The Gross decision substantially toughened the standard that older workers must meet in order to prove that his or her employer violated the federal Age Discrimination in Employment Act (ADEA). Unfortunately, the decision means many older workers will never see their day in court, and it is now being applied by some courts to restrict the rights of employees in other types of employment discrimination cases too. For example, a federal court of appeals in Cincinnati applied the Gross ruling to limit rights to challenge disability-based bias under federal law.
For decades, if an older worker showed that age was one motivating factor in an adverse employment decision, even if other motives also played a role, the employer had to prove that it would have made the same decision without considering the employee’s age. Since the Gross decision, employees instead must prove that the employer would not have taken the adverse action "but for" their age -- in other words, that age played the determining role -- a significantly higher standard of proof.
The legislation would restore the old standard and help ensure that employees have a more level playing field when fighting age discrimination in court.
The AARP survey, conducted by telephone from May 14 to May 20, found 91 percent think older Americans should be protected from age discrimination just as they are from sex or race discrimination, and 84 percent agreed that "Congress needs to do more to ensure people over 50 continue to have an equal opportunity to work for as long as they want or need to - regardless of their age."
Once again, only thirteen percent opposed Congressional action, the survey said.
The age discrimination bill is gaining traction at a difficult time for older workers. Unemployment has declined somewhat since the official end of the Great Recession in 2009, but it remains high. And the average length of unemployment between jobs for older workers is at an all-time high -- well over a year. Of those polled, 77 percent said they believe "age would be an obstacle to finding work."

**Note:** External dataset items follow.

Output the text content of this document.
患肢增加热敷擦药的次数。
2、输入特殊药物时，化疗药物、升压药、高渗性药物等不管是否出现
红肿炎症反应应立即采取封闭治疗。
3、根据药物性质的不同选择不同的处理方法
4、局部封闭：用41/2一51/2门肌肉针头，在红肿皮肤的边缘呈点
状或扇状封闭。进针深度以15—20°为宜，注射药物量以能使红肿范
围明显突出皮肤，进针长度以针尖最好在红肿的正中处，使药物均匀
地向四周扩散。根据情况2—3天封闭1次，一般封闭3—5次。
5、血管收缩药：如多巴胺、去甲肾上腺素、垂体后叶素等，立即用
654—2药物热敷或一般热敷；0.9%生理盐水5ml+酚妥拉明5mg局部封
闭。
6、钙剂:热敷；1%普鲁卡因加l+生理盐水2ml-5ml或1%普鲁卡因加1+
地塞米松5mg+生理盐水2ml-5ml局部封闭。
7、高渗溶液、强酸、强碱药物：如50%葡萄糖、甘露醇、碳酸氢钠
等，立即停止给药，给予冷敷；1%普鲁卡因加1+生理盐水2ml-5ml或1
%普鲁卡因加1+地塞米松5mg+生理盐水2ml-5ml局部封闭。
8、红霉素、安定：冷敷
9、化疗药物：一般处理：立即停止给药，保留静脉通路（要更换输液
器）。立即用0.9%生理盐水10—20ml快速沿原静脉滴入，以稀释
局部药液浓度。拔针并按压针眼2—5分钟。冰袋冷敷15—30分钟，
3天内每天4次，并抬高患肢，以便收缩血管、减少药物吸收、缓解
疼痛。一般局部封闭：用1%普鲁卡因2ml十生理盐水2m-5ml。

AARP is a nonprofit, nonpartisan organization with a membership that helps people 50+ have independence, choice and control in ways that are beneficial and affordable to them and society as a whole. AARP does not endorse candidates for public office or make contributions to either political campaigns or candidates. We produce AARP The Magazine, the definitive voice for 50+ Americans and the world's largest-circulation magazine with over 35.1 million readers; AARP Bulletin, the go-to news source for AARP's millions of members and Americans 50+; AARP VIVA, our bilingual multimedia platform for Hispanic members; and our website, AARP.org. AARP Foundation is an affiliated charity that provides security, protection, and empowerment to older persons in need with support from thousands of volunteers, donors, and sponsors. We have staffed offices in all 50 states, the District of Columbia, Puerto Rico, and the U.S. Virgin Islands.